Help receiving PIC-A and PIC-B sats

Just over three years ago, Brigham Young University launched its first pair of cubesats, PIC-A and PIC-B. These satellites were never heard from, and it was presumed that their transmitters were faulty.
Recently, a ground station received a signal that matched one of the PICs satellites. We are hopeful that we may yet be able to receive data from one of these satellites. A small team of students at BYU is now working on reactivating our ground station.

We are hoping to get help from the SatNogs network in listening for these satellites where possible. Our satellites are not in the SatNogs database. Is there a way that out satellites can be added to the database? Is there another way we can leverage the SatNogs network in listening for these satellites?

One unique challenge in listening for these satellites is their downlink frequencies of roughly 904 MHz. However, it looks like there are at least a handful of SatNogs stations capable of receiving that frequency. Any help would be appreciated.

Info on the satellites:
PIC-A
International designator: 2021-002J
Frequency: 904.8 MHZ

PIC-B
International designator: 2021-002K
Frequency: 904.4 MHZ

Hi @rsawyer,

The satellites are already in DB

However they are unidentified, which means we are not sure if the objects we follow are indeed the satellites. From the specific launch there are at least 4 unidentified objects according to space-track.org, this means that there is at most 25% probability for each satellite to follow the right object.

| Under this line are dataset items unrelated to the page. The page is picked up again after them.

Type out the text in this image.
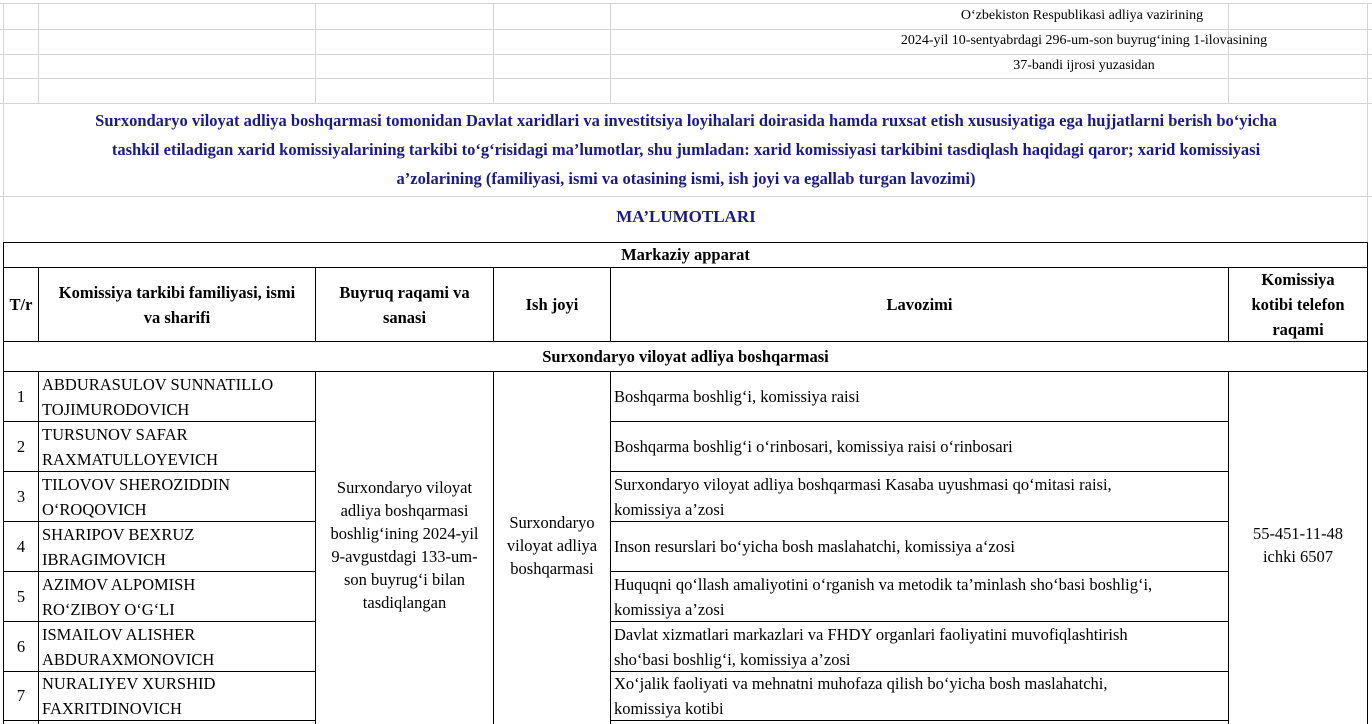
O‘zbekiston Respublikasi adliya vazirining
2024-yil 10-sentyabrdagi 296-um-son buyrug‘ining 1-ilovasining
37-bandi ijrosi yuzasidan
Surxondaryo viloyat adliya boshqarmasi tomonidan Davlat xaridlari va investitsiya loyihalari doirasida hamda ruxsat etish xususiyatiga ega hujjatlarni berish bo‘yicha
tashkil etiladigan xarid komissiyalarining tarkibi to‘g‘risidagi ma’lumotlar, shu jumladan: xarid komissiyasi tarkibini tasdiqlash haqidagi qaror; xarid komissiyasi
a’zolarining (familiyasi, ismi va otasining ismi, ish joyi va egallab turgan lavozimi)
MA’LUMOTLARI
Markaziy apparat
T/r
Komissiya tarkibi familiyasi, ismi
va sharifi
Buyruq raqami va
sanasi
Ish joyi	Lavozimi
Komissiya
kotibi telefon
raqami
Surxondaryo viloyat adliya boshqarmasi
Surxondaryo viloyat
adliya boshqarmasi
boshlig‘ining 2024-yil
9-avgustdagi 133-um-
son buyrug‘i bilan
tasdiqlangan
Surxondaryo
viloyat adliya
boshqarmasi
55-451-11-48
ichki 6507
1
ABDURASULOV SUNNATILLO
TOJIMURODOVICH
Boshqarma boshlig‘i, komissiya raisi
2
TURSUNOV SAFAR
RAXMATULLOYEVICH
Boshqarma boshlig‘i o‘rinbosari, komissiya raisi o‘rinbosari
3
TILOVOV SHEROZIDDIN
O‘ROQOVICH
Surxondaryo viloyat adliya boshqarmasi Kasaba uyushmasi qo‘mitasi raisi,
komissiya a’zosi
4
SHARIPOV BEXRUZ
IBRAGIMOVICH
Inson resurslari bo‘yicha bosh maslahatchi, komissiya a‘zosi
5
AZIMOV ALPOMISH
RO‘ZIBOY O‘G‘LI
Huquqni qo‘llash amaliyotini o‘rganish va metodik ta’minlash sho‘basi boshlig‘i,
komissiya a’zosi
6
ISMAILOV ALISHER
ABDURAXMONOVICH
Davlat xizmatlari markazlari va FHDY organlari faoliyatini muvofiqlashtirish
sho‘basi boshlig‘i, komissiya a’zosi
7
NURALIYEV XURSHID
FAXRITDINOVICH
Xo‘jalik faoliyati va mehnatni muhofaza qilish bo‘yicha bosh maslahatchi,
komissiya kotibi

Given that BYU haven’t received the satellites, is there any other reason you follow this objects, or it is just a random choice (like we do in SatNOGS DB)?

I’ve scheduled observations for PIC-A and PIC-B in Network. Unfortunately there aren’t many stations that support frequencies around 903MHz, and those who do are mostly stations without special tuning around this frequency. So, I don’t expect many results, unless there is a strong signal and a high elevation pass.

Anyway, for making observation results analysis easier, please give us more details about the signal that PIC satellites transmit, in DB we have GMSK19k2, is this the modulation and the baudrate that satellites use? Also it might be useful if you can share more details on the observation and the signal you have received.

Are the frequencies you wrote right? We use 903.8 MHz and 903.4 MHz, as noted in the FCC license, if this is not accurate let me know to fix it in DB and observe the right frequencies in the next observations.

Started strf recording, 903.5 MHz centered, with + and - 3 MHz bandwidth.

Vertical antenna pointing NNE, 40 degrees elevated. for 600 - 900 MHz (Logper)

Let’s see if that shows something.

Given the known / last tle’s there should have been 6 passes of each A and B over Europe last night. Unfortunately I noticed totally no dopplered signals in the last 12 hours of strf in that range, not even on different frequencies.